Salut à toi, grimpeur intrépide. T’es-tu déjà interrogé sur le bien fondé de ta peur ? Est-ce que tu t’es déjà demandé si elle était basée sur un vrai risque ou plutôt sur des suppositions et des impressions pas très réalistes ? Aujourd’hui, je te propose les méthodes de 3 athlètes professionnels pour analyser ta peur et te débarrasser de ce qui n’est pas rationnel. Tu verras, ça allège souvent pas mal le problème. 😉
Ces témoignages sont tirés du livre Fear !, écrit par Roanne van Voorst. Elle est allée à la rencontre de 15 grands sportifs extrêmes pour leur demander de parler de leur peur, et de leurs conseils et astuces pour la gérer. Pour en savoir plus, va faire un tour par ici.
Alex Honnold : La peur est une réaction provoquée par le passé. Ne la laisse pas déterminer ton futur.

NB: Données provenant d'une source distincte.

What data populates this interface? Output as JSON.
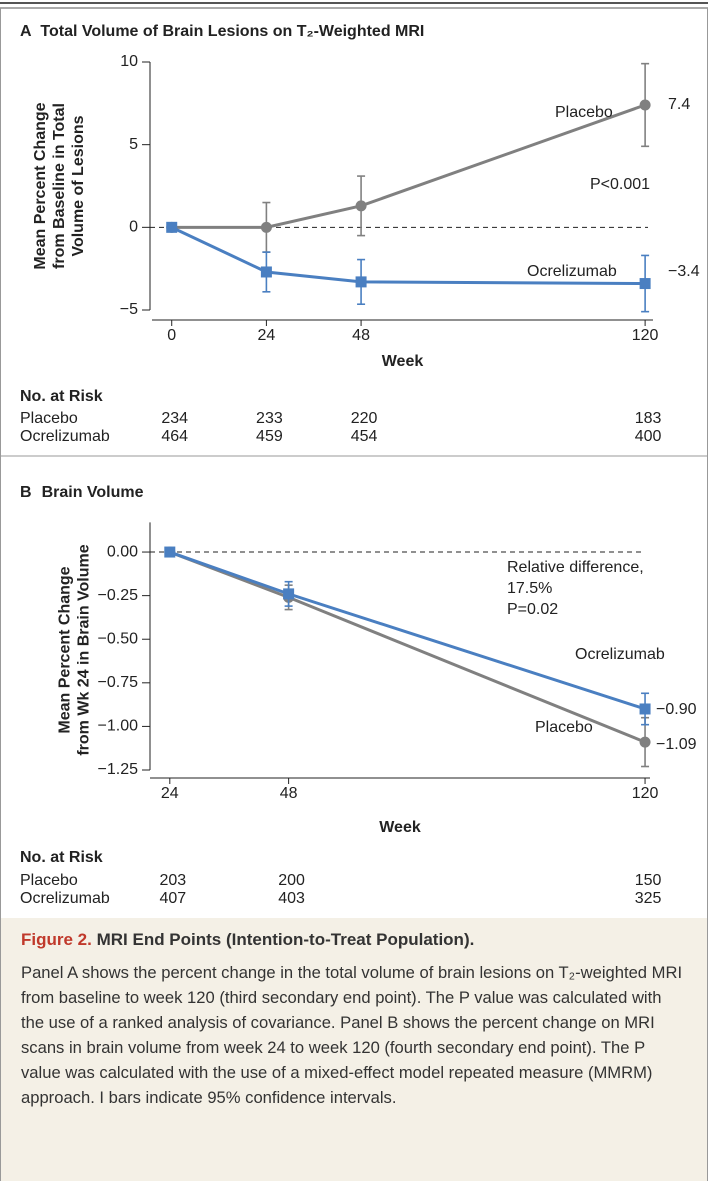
{
  "chart_data": [
    {
      "type": "line",
      "panel": "A",
      "title": "Total Volume of Brain Lesions on T₂-Weighted MRI",
      "y_label": [
        "Mean Percent Change",
        "from Baseline in Total",
        "Volume of Lesions"
      ],
      "x_label": "Week",
      "x": [
        0,
        24,
        48,
        120
      ],
      "xlim": [
        -5,
        122
      ],
      "xticks": [
        0,
        24,
        48,
        120
      ],
      "ylim": [
        -5,
        10
      ],
      "yticks": [
        10,
        5,
        0,
        {
          "value": -5,
          "label": "−5"
        }
      ],
      "reference_line": 0,
      "series": [
        {
          "name": "Placebo",
          "color": "#808080",
          "marker": "circle",
          "values": [
            0,
            0,
            1.3,
            7.4
          ],
          "errors": [
            null,
            1.5,
            1.8,
            2.5
          ],
          "value_labels": [
            null,
            null,
            null,
            "7.4"
          ]
        },
        {
          "name": "Ocrelizumab",
          "color": "#4a7fc1",
          "marker": "square",
          "values": [
            0,
            -2.7,
            -3.3,
            -3.4
          ],
          "errors": [
            null,
            1.2,
            1.35,
            1.7
          ],
          "value_labels": [
            null,
            null,
            null,
            "−3.4"
          ]
        }
      ],
      "annotations": [
        "P<0.001"
      ],
      "risk_table": {
        "title": "No. at Risk",
        "rows": [
          {
            "name": "Placebo",
            "values": [
              234,
              233,
              220,
              183
            ]
          },
          {
            "name": "Ocrelizumab",
            "values": [
              464,
              459,
              454,
              400
            ]
          }
        ]
      }
    },
    {
      "type": "line",
      "panel": "B",
      "title": "Brain Volume",
      "y_label": [
        "Mean Percent Change",
        "from Wk 24 in Brain Volume"
      ],
      "x_label": "Week",
      "x": [
        24,
        48,
        120
      ],
      "xlim": [
        20,
        121
      ],
      "xticks": [
        24,
        48,
        120
      ],
      "ylim": [
        -1.25,
        0.17
      ],
      "yticks": [
        {
          "value": 0,
          "label": "0.00"
        },
        {
          "value": -0.25,
          "label": "−0.25"
        },
        {
          "value": -0.5,
          "label": "−0.50"
        },
        {
          "value": -0.75,
          "label": "−0.75"
        },
        {
          "value": -1,
          "label": "−1.00"
        },
        {
          "value": -1.25,
          "label": "−1.25"
        }
      ],
      "reference_line": 0,
      "series": [
        {
          "name": "Placebo",
          "color": "#808080",
          "marker": "circle",
          "values": [
            0,
            -0.26,
            -1.09
          ],
          "errors": [
            null,
            0.07,
            0.14
          ],
          "value_labels": [
            null,
            null,
            "−1.09"
          ]
        },
        {
          "name": "Ocrelizumab",
          "color": "#4a7fc1",
          "marker": "square",
          "values": [
            0,
            -0.24,
            -0.9
          ],
          "errors": [
            null,
            0.07,
            0.09
          ],
          "value_labels": [
            null,
            null,
            "−0.90"
          ]
        }
      ],
      "annotations": [
        "Relative difference,",
        "17.5%",
        "P=0.02"
      ],
      "risk_table": {
        "title": "No. at Risk",
        "rows": [
          {
            "name": "Placebo",
            "values": [
              203,
              200,
              150
            ]
          },
          {
            "name": "Ocrelizumab",
            "values": [
              407,
              403,
              325
            ]
          }
        ]
      }
    }
  ],
  "caption": {
    "label": "Figure 2.",
    "title": "MRI End Points (Intention-to-Treat Population).",
    "text": "Panel A shows the percent change in the total volume of brain lesions on T₂-weighted MRI from baseline to week 120 (third secondary end point). The P value was calculated with the use of a ranked analysis of covariance. Panel B shows the percent change on MRI scans in brain volume from week 24 to week 120 (fourth secondary end point). The P value was calculated with the use of a mixed-effect model repeated measure (MMRM) approach. I bars indicate 95% confidence intervals."
  }
}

Alex Honnold est un grand nom de l’escalade en solo intégral. Il est connu pour avoir grimpé des falaises impressionnantes sans corde, ni aucun équipement de sécurité. Si ses exploits t’intéressent, je te recommande le documentaire Free solo, qui a été réalisé autour de son ascension du mur El Capitan, dans le parc de Yosemite aux Etats-Unis. (Attention, tu vas avoir les mains moites tout du long).
Ne te laisse pas influencer par des incidents passés
Son conseil, c’est de ne pas t’appesantir sur le passé. S’il t’arrive un incident, un imprévu qui t’effraie, accepte-le, et continue sans le laisser influencer le reste de ta progression. Quand tu as failli tomber et que tu es en panique, tu es tenté de croire que ce n’est pas ton jour, que ce sera pour une prochaine fois. Hé ben non. Certes, tu as failli tomber, et alors ? Ca arrive, c’est pas grave, et c’est pas parce que ton pied a glissé à cet endroit que le reste de la voie est compromise. Essaie de rationaliser, accepte que c’est un événement qui appartient au passé et qu’il n’a aucune influence sur la suite. Promis, ça n’a pas rendu toutes les prochaines prises glissantes. 🙂
Progresse par paliers
Ne te mets pas la barre trop haut dès le début. Pour atteindre un but à long terme, augmente progressivement la difficulté et l’intensité de tes exercices. Alex, qui fait du free solo, a commencé par grimper comme toi et moi. Puis il a espacé les points d’assurage, pour rendre la chute plus importante et en augmenter l’enjeu, jusqu’à arriver au free solo. (Bon, arrivé à ce stade, la chute n’est plus vraiment envisageable…)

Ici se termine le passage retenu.